Kronzeuge Albert Steffen? | EgoBlog | Die Egoisten

Kronzeuge Albert Steffen?

Wie sehr ich es begrüsse, dass Bodo von Plato stellvertretend für den Vorstand der Anthroposophischen Gesellschaft auf der diesjährigen Generalversammlung der deutschen Gesellschaft eine Art Paradigmenwechsel in Bezug auf die Aufarbeitung der anthroposophischen Bewegung zum Nationalsozialismus eingeleitet hat, habe ich schon im egoistenblog erläutert. Von Plato hatte übrigens nicht vor, eine innere Verwandtschaft zwischen Anthroposophie und Nationalsozialismus zu behaupten, sondern nur angemerkt, dass teleologische Vorstellungen im Sinne einer Entwicklung des Individuums und der Menschheit auch pervertiert werden können. Bei NNA, der anthroposophischen Nachrichtenagentur, liest sich das so: „Auf dem Podium diskutierten u.a. Bodo von Plato vom Vorstand der Allgemeinen Anthroposophischen Gesellschaft in Dornach und der Historiker Uwe Werner. Von Plato vertrat dabei die These, dass es so etwas wie eine „anthropologische Disposition“ gebe, die zur besonderen Wirkung des Faschismus auf die Menschen in Mitteleuropa beigetragen habe. Diese Disposition basiere auf „einer tiefen Sehnsucht nach dem, was wir verloren haben“ und verlange nach einem mystischen Verstehen der Gegenwart. Sie sei auch in der Anthroposophie zu erkennen, wobei jedoch diese als Gegenbild des Nationalsozialismus und im Wesen damit unverwandt zu sehen sei.

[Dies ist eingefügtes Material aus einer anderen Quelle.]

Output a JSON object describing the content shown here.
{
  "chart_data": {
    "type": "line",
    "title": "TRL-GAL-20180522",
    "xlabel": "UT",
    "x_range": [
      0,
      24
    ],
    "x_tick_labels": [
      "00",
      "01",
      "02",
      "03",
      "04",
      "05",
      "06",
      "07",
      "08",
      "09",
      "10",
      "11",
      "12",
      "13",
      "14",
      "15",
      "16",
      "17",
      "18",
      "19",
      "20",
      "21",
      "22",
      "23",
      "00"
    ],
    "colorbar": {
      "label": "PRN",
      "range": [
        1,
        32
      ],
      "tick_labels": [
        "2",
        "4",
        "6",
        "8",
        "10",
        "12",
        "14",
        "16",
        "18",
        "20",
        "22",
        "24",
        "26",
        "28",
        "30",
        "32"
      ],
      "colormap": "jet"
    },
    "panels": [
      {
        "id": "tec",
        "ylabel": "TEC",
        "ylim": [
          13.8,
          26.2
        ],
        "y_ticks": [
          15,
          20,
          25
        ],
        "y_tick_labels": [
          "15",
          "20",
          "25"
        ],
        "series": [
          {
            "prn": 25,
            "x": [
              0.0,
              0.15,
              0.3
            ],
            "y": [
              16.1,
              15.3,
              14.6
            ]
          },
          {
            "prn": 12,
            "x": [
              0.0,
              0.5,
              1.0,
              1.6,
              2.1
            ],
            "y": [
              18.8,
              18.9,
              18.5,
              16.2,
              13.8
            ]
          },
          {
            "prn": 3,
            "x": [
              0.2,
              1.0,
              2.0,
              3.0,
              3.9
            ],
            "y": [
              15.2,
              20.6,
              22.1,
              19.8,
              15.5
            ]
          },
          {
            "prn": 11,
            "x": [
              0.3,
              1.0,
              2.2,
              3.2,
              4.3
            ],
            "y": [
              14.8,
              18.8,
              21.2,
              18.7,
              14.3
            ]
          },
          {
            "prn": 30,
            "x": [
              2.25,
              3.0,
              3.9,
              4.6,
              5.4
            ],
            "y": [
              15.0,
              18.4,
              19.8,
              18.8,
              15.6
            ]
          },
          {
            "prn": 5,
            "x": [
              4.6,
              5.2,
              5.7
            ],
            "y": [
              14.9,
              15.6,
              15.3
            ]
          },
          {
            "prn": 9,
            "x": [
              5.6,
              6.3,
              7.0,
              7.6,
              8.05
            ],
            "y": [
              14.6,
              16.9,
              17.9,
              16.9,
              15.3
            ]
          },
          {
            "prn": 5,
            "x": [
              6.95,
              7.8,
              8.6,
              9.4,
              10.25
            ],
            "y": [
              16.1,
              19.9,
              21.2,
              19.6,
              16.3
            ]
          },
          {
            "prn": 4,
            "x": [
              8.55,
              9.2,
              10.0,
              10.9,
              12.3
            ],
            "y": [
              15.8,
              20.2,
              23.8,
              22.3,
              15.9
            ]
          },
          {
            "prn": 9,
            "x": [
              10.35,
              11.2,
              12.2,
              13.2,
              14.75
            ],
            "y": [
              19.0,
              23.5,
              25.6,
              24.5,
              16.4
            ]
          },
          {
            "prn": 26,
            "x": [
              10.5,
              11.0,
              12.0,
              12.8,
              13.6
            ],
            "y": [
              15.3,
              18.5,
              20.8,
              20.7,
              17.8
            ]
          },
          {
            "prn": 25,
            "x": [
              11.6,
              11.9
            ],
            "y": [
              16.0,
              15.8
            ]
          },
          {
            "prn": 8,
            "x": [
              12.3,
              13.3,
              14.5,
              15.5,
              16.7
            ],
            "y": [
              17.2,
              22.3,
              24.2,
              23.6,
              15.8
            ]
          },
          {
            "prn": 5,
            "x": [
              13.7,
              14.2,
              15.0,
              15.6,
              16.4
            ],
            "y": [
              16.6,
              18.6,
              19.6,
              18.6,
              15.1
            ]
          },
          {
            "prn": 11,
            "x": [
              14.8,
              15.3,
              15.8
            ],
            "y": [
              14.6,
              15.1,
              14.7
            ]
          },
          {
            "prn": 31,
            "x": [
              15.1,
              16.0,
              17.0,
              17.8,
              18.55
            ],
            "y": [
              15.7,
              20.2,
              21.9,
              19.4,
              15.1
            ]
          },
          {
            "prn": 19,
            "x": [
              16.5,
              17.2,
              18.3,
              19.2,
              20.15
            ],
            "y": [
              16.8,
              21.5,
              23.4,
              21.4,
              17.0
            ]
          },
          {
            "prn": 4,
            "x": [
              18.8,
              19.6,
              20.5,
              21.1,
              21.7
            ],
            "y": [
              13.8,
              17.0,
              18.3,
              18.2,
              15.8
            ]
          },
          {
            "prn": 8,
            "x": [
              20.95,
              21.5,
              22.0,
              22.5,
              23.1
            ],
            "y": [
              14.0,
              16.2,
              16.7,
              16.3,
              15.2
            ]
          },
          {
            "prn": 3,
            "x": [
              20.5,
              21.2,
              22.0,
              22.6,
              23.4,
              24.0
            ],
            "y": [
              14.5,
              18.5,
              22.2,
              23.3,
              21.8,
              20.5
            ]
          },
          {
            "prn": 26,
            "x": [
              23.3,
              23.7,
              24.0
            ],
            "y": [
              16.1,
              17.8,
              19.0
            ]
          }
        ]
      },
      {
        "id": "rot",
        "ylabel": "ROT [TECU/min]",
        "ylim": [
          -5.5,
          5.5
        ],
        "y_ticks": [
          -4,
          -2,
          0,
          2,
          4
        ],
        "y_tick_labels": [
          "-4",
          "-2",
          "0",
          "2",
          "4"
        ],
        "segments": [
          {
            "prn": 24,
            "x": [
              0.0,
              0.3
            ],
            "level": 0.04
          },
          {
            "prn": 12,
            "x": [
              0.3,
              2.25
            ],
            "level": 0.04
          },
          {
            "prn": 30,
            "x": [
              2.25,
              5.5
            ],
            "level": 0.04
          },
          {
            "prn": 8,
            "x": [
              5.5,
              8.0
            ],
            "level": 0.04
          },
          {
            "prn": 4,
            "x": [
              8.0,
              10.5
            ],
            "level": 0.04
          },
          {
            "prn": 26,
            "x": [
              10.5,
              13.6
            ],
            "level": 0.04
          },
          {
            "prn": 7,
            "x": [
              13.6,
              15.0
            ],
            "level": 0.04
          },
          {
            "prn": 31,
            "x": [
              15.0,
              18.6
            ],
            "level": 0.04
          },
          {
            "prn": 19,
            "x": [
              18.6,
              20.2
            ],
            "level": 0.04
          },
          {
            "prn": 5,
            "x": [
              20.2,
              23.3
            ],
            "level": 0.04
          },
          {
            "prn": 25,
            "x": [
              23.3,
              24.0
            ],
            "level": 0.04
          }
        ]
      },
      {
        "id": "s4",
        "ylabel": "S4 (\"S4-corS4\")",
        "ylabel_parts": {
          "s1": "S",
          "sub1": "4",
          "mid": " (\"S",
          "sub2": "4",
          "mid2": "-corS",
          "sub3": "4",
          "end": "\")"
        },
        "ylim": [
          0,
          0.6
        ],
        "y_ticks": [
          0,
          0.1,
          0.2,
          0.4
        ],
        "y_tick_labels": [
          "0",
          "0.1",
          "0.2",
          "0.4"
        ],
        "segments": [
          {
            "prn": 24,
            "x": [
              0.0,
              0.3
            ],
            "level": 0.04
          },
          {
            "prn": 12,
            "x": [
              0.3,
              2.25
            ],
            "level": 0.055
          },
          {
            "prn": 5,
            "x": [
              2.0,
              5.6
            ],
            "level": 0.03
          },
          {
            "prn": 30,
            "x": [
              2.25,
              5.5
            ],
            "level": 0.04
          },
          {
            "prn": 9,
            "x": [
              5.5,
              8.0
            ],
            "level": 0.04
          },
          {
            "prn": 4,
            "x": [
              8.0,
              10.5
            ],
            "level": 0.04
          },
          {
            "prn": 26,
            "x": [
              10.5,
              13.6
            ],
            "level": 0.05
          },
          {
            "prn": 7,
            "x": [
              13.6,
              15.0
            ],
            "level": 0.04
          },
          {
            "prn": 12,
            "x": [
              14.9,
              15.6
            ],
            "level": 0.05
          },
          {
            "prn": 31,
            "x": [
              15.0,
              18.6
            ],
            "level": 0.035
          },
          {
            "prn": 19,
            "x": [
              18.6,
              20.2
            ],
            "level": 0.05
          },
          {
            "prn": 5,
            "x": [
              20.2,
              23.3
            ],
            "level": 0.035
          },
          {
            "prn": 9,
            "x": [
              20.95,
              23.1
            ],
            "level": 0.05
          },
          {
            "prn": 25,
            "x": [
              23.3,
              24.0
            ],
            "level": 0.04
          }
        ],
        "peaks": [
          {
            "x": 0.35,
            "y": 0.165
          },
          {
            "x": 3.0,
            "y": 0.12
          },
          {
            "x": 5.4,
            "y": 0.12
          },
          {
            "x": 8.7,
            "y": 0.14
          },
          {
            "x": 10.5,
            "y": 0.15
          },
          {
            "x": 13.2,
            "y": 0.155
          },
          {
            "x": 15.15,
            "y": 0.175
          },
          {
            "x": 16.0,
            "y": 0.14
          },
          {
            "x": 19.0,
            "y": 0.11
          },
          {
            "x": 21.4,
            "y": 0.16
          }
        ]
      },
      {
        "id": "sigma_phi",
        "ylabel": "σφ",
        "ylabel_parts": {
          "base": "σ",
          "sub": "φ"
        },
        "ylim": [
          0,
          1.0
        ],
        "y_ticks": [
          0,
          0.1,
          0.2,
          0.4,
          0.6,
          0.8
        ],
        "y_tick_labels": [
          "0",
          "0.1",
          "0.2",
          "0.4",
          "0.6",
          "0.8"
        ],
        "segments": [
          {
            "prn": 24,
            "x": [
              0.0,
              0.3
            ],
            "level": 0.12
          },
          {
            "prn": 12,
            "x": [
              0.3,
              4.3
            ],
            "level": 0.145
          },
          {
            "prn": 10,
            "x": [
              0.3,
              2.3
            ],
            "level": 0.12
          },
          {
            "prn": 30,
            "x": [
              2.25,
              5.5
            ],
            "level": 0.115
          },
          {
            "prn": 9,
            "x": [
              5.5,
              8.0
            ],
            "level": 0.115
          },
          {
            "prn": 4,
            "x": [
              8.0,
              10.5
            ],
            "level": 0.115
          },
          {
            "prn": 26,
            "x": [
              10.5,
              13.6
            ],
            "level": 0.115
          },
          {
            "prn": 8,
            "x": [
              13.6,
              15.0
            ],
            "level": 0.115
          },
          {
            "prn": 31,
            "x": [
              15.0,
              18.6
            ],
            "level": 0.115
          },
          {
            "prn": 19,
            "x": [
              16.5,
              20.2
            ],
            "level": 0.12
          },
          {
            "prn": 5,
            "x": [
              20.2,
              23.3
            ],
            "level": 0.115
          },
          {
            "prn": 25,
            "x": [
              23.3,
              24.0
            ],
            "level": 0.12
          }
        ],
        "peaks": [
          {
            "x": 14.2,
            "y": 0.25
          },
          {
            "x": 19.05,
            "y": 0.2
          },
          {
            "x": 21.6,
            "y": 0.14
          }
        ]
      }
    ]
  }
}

So weit, so gut. Dass allerdings im selben Bericht und auf derselben Versammlung auch Albert Steffen zum Kronzeugen des Widerstandes gegen Nationalsozialismus stilisiert wurde, stieß mir doch etwas auf: „Hatten Anthroposophen die Situation durchschaut? Erwähnt wurde der Zeitzeuge Albert Steffen, der früh das Geschehen erkannt und es in seinen Dramen künstlerisch verarbeitet habe.“ Das erinnerte mich an einen fünf Jahre alten Beitrag hier bei den Egoisten, in dem dieses Thema behandelt worden war: (Albert Steffen becirct Hitler“) „Immer wieder peinlich: Die Briefe des Vorstands der Anthroposophischen Gesellschaft aus den Jahren 1933- 1935 vor und nach der Auflösung der deutschen Sektion und Einordnung als "staatsfeindlich". Steffen, von Sievers und Wachsmuth beschwören Hitler in einem Brief an "ew. Excellenz", diese "Aufloesung gütigst" rückgängig machen zu wollen und versichern den Diktator "unserer ausgezeichnetesten Hochachtung". Dass zugleich versichert wird, dass die Anthroposophische Gesellschaft nicht "zu irgend welchen freimaurerischen, jüdischen, pazifistischen Kreisen irgend welche Beziehungen oder auch nur Berührungspunkte" gehabt habe, geht aber deutlich über eine reine Anbiederung hinaus.
Wachsmuths an anderem Ort (Ekstrabladet, Kopenhagen, 6.6.1933) geäußerte Sympathie und "Bewunderung" ("es soll kein Geheimnis sein, daß wir mit Sympathie auf das schauen, was z. Zt. in Deutschland geschieht") lässt vermuten, dass es sich nicht nur um strategische Positionierungen der Anthroposophen gehandelt haben kann. Der Höhepunkt ist vielleicht ein Brief Albert Steffens an die Gauleitungen im Deutschen Reich (20.5.1933), in dem selbst Rudolf Steiner persönlich instrumentalisiert wird: Denn Steiner sei "aus katholischer Konfession hervorgegangen und rein arischer Abstammung". Selbst der Totenschein von Steiners Vater wird zitiert, da darin bestätigt wird, es sei "vollkommen ausgeschlossen, daß irgendwie eine jüdische Abstammung möglich ist". Irgendwie.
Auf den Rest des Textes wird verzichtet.